III Latest development of green and sustainable finance and carbon trading in Hong Kong
Key initiatives in developing green and sustainable finance in Hong Kong
Given the wide popularity of the offshore Renminbi (“RMB”) municipal government bonds issued by the Shenzhen Municipal People’s Government in Hong Kong in October 2021, Mr. Chan Chunying considered that the Administration should strengthen its liaison with the relevant Mainland authorities, including the Guangdong-Hong Kong-Macao Greater Bay Area (“Greater Bay Area”), to attract more municipal governments and corporates in the Mainland to use Hong Kong’s platform to issue green bonds.
The Administration advised that short-term market volatility would not have implications on the long-term development of green and sustainable finance in Hong Kong. The Administration would continue to promote the development of green and sustainable finance through different channels, including maintaining liaison with other cities of the Greater Bay Area and promoting the Green and Sustainable Finance Grant Scheme to encourage more Mainland entities to use Hong Kong’s platform for green and sustainable financing and certification.
Mr. Chan Chunying pointed out that there was a lack of green and sustainable financial products available for the participation of retail investors and small and medium-sized securities firms (“SMSFs”) in the Hong Kong market, and urged the Administration to introduce facilitative measures to help issuers launch different types of products in Hong Kong, e.g. by reducing overly complicated application procedures and overly stringent regulatory requirements, so as to facilitate participation of retail investors and SMSFs, as well as further promote market diversification.

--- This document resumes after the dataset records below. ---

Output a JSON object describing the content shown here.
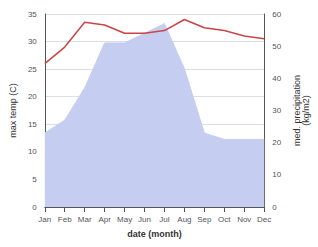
{
  "chart_data": {
    "type": "line",
    "xlabel": "date (month)",
    "ylabel": "max temp (C)",
    "y2label": "med. precipitation\n(kg/m2)",
    "categories": [
      "Jan",
      "Feb",
      "Mar",
      "Apr",
      "May",
      "Jun",
      "Jul",
      "Aug",
      "Sep",
      "Oct",
      "Nov",
      "Dec"
    ],
    "series": [
      {
        "type": "line",
        "color": "#cc4444",
        "values": [
          26,
          29,
          33.5,
          33.0,
          31.5,
          31.5,
          32.0,
          34.0,
          32.5,
          32.0,
          31.0,
          30.5
        ]
      },
      {
        "type": "area",
        "color": "#c5cef0",
        "axis": "y2",
        "values": [
          23,
          27,
          37,
          51,
          51,
          54,
          57,
          43,
          23,
          21,
          21,
          21
        ]
      }
    ],
    "ylim": [
      0,
      35
    ],
    "yticks": [
      0,
      5,
      10,
      15,
      20,
      25,
      30,
      35
    ],
    "y2lim": [
      0,
      60
    ],
    "y2ticks": [
      0,
      10,
      20,
      30,
      40,
      50,
      60
    ],
    "grid": true
  }
}
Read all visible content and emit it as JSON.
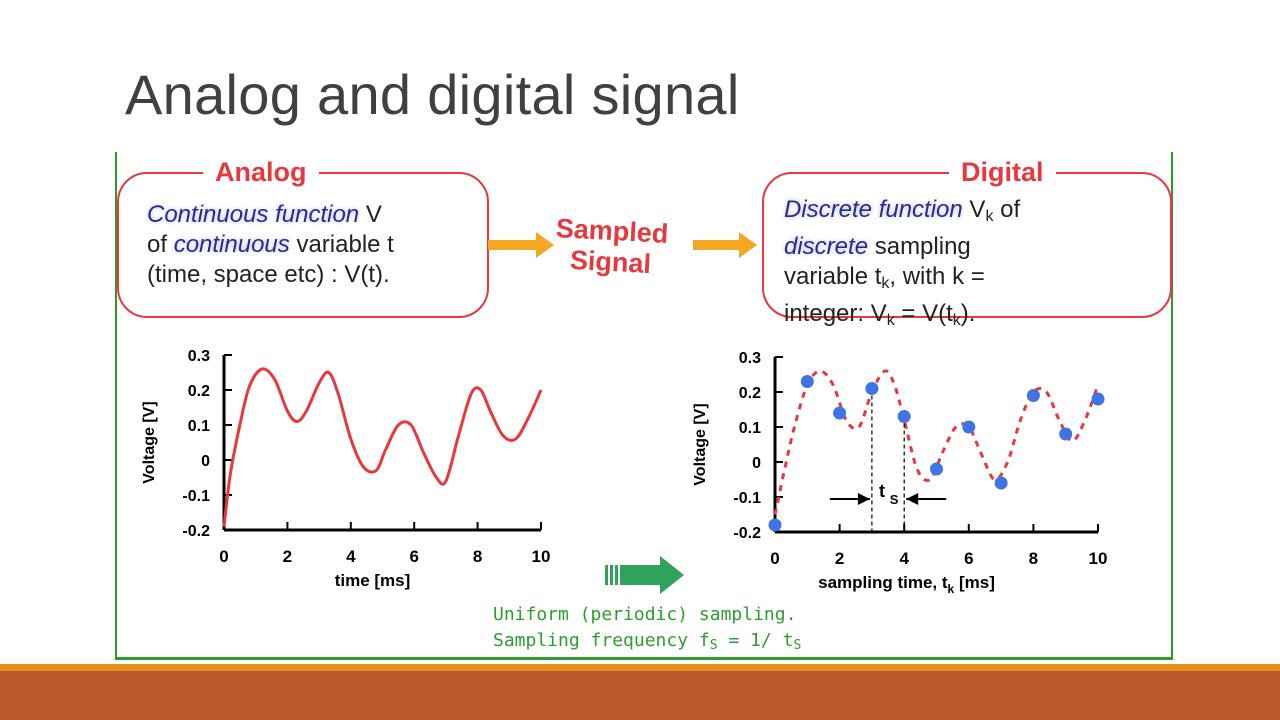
{
  "slide": {
    "title": "Analog and digital signal"
  },
  "analog_box": {
    "title": "Analog",
    "l1_hl": "Continuous function",
    "l1_rest": " V",
    "l2_a": "of ",
    "l2_hl": "continuous",
    "l2_rest": " variable t",
    "l3": "(time, space etc) : V(t)."
  },
  "sampled_label": {
    "line1": "Sampled",
    "line2": "Signal"
  },
  "digital_box": {
    "title": "Digital",
    "l1_hl": "Discrete function",
    "l1_a": " V",
    "l1_sub": "k",
    "l1_b": " of",
    "l2_hl": "discrete",
    "l2_rest": " sampling",
    "l3_a": "variable t",
    "l3_sub": "k",
    "l3_b": ", with k =",
    "l4_a": "integer: V",
    "l4_sub1": "k",
    "l4_b": " = V(t",
    "l4_sub2": "k",
    "l4_c": ")."
  },
  "caption": {
    "line1": "Uniform (periodic) sampling.",
    "line2_a": "Sampling frequency f",
    "line2_sub1": "S",
    "line2_b": " = 1/ t",
    "line2_sub2": "S"
  },
  "colors": {
    "red": "#e8373d",
    "blue": "#3f73e6",
    "green": "#2d9e2d",
    "orange": "#f5a623"
  },
  "chart_data": [
    {
      "type": "line",
      "ylabel": "Voltage [V]",
      "xlabel": "time [ms]",
      "xlim": [
        0,
        10
      ],
      "ylim": [
        -0.2,
        0.3
      ],
      "xticks": [
        0,
        2,
        4,
        6,
        8,
        10
      ],
      "yticks": [
        0.3,
        0.2,
        0.1,
        0,
        -0.1,
        -0.2
      ],
      "ytick_labels": [
        "0.3",
        "0.2",
        "0.1",
        "0",
        "-0.1",
        "-0.2"
      ],
      "series": [
        {
          "x": [
            0,
            0.2,
            0.5,
            0.8,
            1.2,
            1.6,
            2,
            2.3,
            2.6,
            3,
            3.3,
            3.6,
            4,
            4.4,
            4.8,
            5.1,
            5.5,
            5.9,
            6.3,
            6.7,
            7,
            7.4,
            7.8,
            8.1,
            8.4,
            8.8,
            9.2,
            9.6,
            10
          ],
          "y": [
            -0.19,
            -0.04,
            0.1,
            0.21,
            0.26,
            0.23,
            0.14,
            0.11,
            0.14,
            0.22,
            0.25,
            0.19,
            0.06,
            -0.02,
            -0.03,
            0.03,
            0.1,
            0.1,
            0.02,
            -0.05,
            -0.06,
            0.07,
            0.19,
            0.2,
            0.14,
            0.07,
            0.06,
            0.12,
            0.2
          ]
        }
      ]
    },
    {
      "type": "scatter",
      "ylabel": "Voltage [V]",
      "xlabel_a": "sampling time, t",
      "xlabel_sub": "k",
      "xlabel_b": " [ms]",
      "xlim": [
        0,
        10
      ],
      "ylim": [
        -0.2,
        0.3
      ],
      "xticks": [
        0,
        2,
        4,
        6,
        8,
        10
      ],
      "yticks": [
        0.3,
        0.2,
        0.1,
        0,
        -0.1,
        -0.2
      ],
      "ytick_labels": [
        "0.3",
        "0.2",
        "0.1",
        "0",
        "-0.1",
        "-0.2"
      ],
      "samples": {
        "x": [
          0,
          1,
          2,
          3,
          4,
          5,
          6,
          7,
          8,
          9,
          10
        ],
        "y": [
          -0.18,
          0.23,
          0.14,
          0.21,
          0.13,
          -0.02,
          0.1,
          -0.06,
          0.19,
          0.08,
          0.18
        ]
      },
      "dashed_curve": {
        "x": [
          0,
          0.3,
          0.6,
          1,
          1.4,
          1.8,
          2.2,
          2.6,
          3,
          3.4,
          3.7,
          4,
          4.4,
          4.8,
          5.2,
          5.6,
          6,
          6.4,
          6.8,
          7.2,
          7.6,
          8,
          8.4,
          8.8,
          9.2,
          9.6,
          10
        ],
        "y": [
          -0.15,
          -0.02,
          0.1,
          0.22,
          0.26,
          0.22,
          0.12,
          0.1,
          0.2,
          0.26,
          0.22,
          0.12,
          -0.02,
          -0.05,
          0.03,
          0.1,
          0.1,
          0.02,
          -0.05,
          0.0,
          0.12,
          0.2,
          0.2,
          0.12,
          0.06,
          0.12,
          0.22
        ]
      },
      "annotation": {
        "label": "t",
        "label_sub": "S",
        "from_x": 3,
        "to_x": 4
      }
    }
  ]
}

The Administration advised that as at the end of June 2022, there were about 135 retail “environmental, social and governance” (“ESG”) funds in the Hong Kong market with a market value of about US$162 billion, and more than half of the constituent funds of Mandatory Provident Fund schemes were invested in ESG products, which amounted to a market value of HK$15.6 billion. In addition, the Government issued the inaugural retail green bond totalling HK$20 billion in May 2022. The Administration and the Securities and Futures Commission (“SFC”) would continue to communicate with the industry and enhance the approval procedures for green and sustainable financial products.
IV Legislative proposal to exempt the stamp duty on stock transfers for specified transactions conducted by market makers for dual-counter stocks
Success factors of the Dual-Counter Market Maker Regime
Mr. Chan Chunying in general supported the setting up of the DCMM regime as well as the legislative proposal, and urged the Administration to implement measures to continue to attract over RMB800 billion deposits in Hong Kong into the RMB capital market and to facilitate more Mainland capital to invest in Hong Kong, so as to enhance the liquidity of RMB-denominated stocks and widen the range of RMB products, as well as attract more asset managers to invest in RMB assets in Hong Kong, thereby further consolidating Hong Kong’s status as a global offshore RMB centre.
The Administration advised that the development of dual-counter stocks was supported by the country’s policies, and the Mainland authorities would study setting up an RMB counter under Southbound Trading under Stock Connect. Such measure would allow southbound capital to participate in investment, promote market liquidity and enrich the investment choices for Mainland investors, while creating more favourable conditions for the internationalization of RMB. The Administration would continue to ensure the orderly development of the offshore RMB market through various measures, including the Currency Swap Agreement between HKMA and the People’s Bank of China.
Monitoring mechanism
Mr. Chan Chunying enquired how real-time monitoring would be conducted to ensure that the spread in HKD and RMB counters would be narrowed so as to encourage more investors to adopt the RMB counter for trading.
The Administration advised that to ensure a smooth operation of the regime, HKEX would draw on the prevailing effective arrangements in the market making mechanism for ETFs and derivatives, and formulate in conjunction with SFC and the Inland Revenue Department detailed administrative rules and a monitoring mechanism. Real-time monitoring on the market had all along been conducted through the regulators and market making activities would also be subject to certain restrictions, with mainly two types of specified transactions to be conducted under the regime. It was expected that short-term market volatility would not be a major concern.
HKEX advised that under the DCMM regime, market makers were obliged to continuously provide bid and ask quotes within a specified range of the latest market price in the RMB counter for matching investors’ orders. Moreover, exempting the stamp duty on stocks could effectively reduce the transaction costs of arbitrage trading by market makers, thereby promoting price efficiency and narrowing the spread in two currency counters.